T1 = 2106.267766 that can't be right?

 

[anglum]

my math has to be wayyyy off

 

[learningphysics]

so i then get .8159X -.57357x/.98480 = 90/.173648

nope... this isn't right.

the equation is:

.81915X - .57357X/.98480 = 90

Not this:

(.81915X - .57357X)/.98480 = 90

 

[anglum]

yeah I am an idiot... when i solve that the right way i get T1 = 125.3455633 N

then i can plug that in and solve for T2 and get T2 = 73.004N

 

[anglum]

but once i have T1 and T2 how do i get T3 and the other weight?

 

[learningphysics]

but once i have T1 and T2 how do i get T3 and the other weight?
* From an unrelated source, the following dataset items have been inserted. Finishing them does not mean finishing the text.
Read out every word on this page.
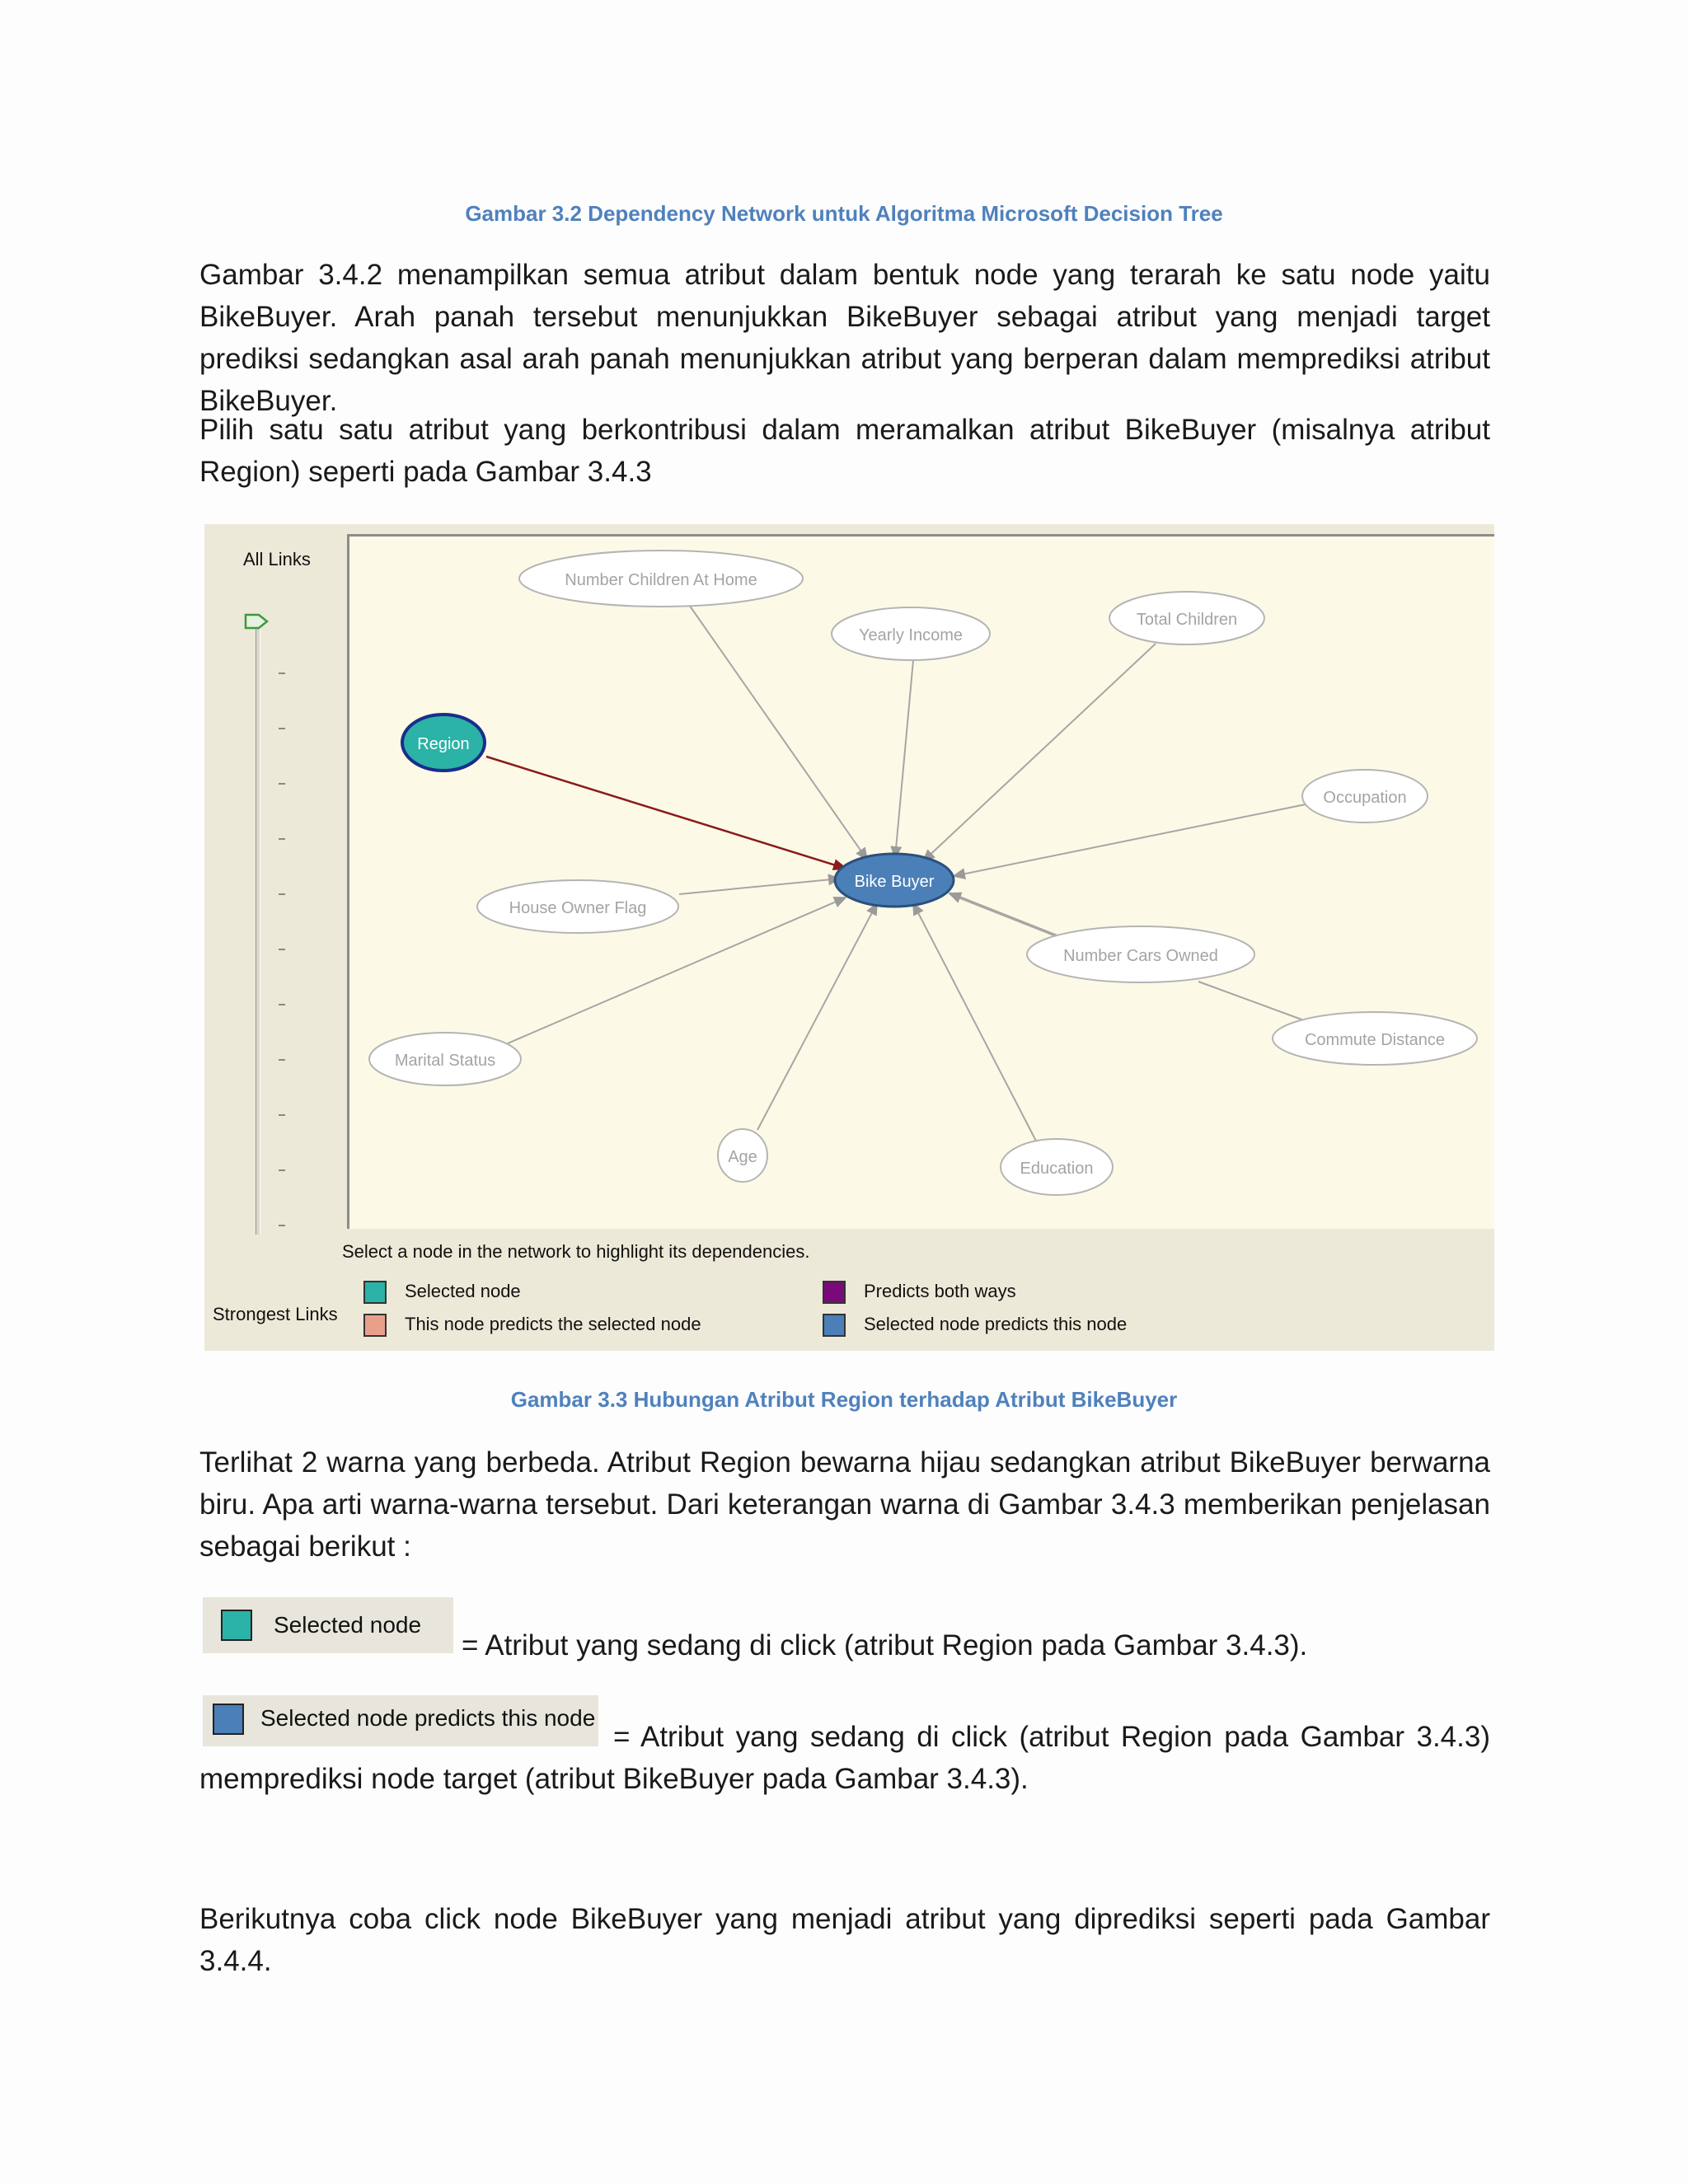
Gambar 3.2 Dependency Network untuk Algoritma Microsoft Decision Tree
Gambar 3.4.2 menampilkan semua atribut dalam bentuk node yang terarah ke satu node yaitu BikeBuyer. Arah panah tersebut menunjukkan BikeBuyer sebagai atribut yang menjadi target prediksi sedangkan asal arah panah menunjukkan atribut yang berperan dalam memprediksi atribut BikeBuyer.
Pilih satu satu atribut yang berkontribusi dalam meramalkan atribut BikeBuyer (misalnya atribut Region) seperti pada Gambar 3.4.3
All Links
Number Children At Home
Total Children
Yearly Income
Region
Occupation
Bike Buyer
House Owner Flag
Number Cars Owned
Commute Distance
Marital Status
Age
Education
Select a node in the network to highlight its dependencies.
Strongest Links
Selected node
This node predicts the selected node
Predicts both ways
Selected node predicts this node
Gambar 3.3 Hubungan Atribut Region terhadap Atribut BikeBuyer
Terlihat 2 warna yang berbeda. Atribut Region bewarna hijau sedangkan atribut BikeBuyer berwarna biru. Apa arti warna-warna tersebut. Dari keterangan warna di Gambar 3.4.3 memberikan penjelasan sebagai berikut :
Selected node
= Atribut yang sedang di click (atribut Region pada Gambar 3.4.3).
Selected node predicts this node
= Atribut yang sedang di click (atribut Region pada Gambar 3.4.3)
memprediksi node target (atribut BikeBuyer pada Gambar 3.4.3).
Berikutnya coba click node BikeBuyer yang menjadi atribut yang diprediksi seperti pada Gambar 3.4.4.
do the freebody diagram equations of the second knot.

 

[anglum]

ok the horizontal force on the 2nd knot is ---- cos10 * 73.004 correct?

 

[learningphysics]

ok the horizontal force on the 2nd knot is ---- cos10 * 73.004 correct?

what about T3?

 

[anglum]

and the vertical force on it is

sin10(73.004) + W + T3sin43 = 0

?

 

[anglum]

the horizontal force is cos10(73.004) + T3cos43 = 0 ??

 

[PhanthomJay]

the horizontal force is cos10(73.004) + T3cos43 = 0


??

watch your plus and minus signs, and note the angle is 43 degrees, correct, sorry.

 

[anglum]

what should the plus minus signs be?

do i have the equations for vertical and horizontal right?

i thought the angle on the problem was 43 degrees?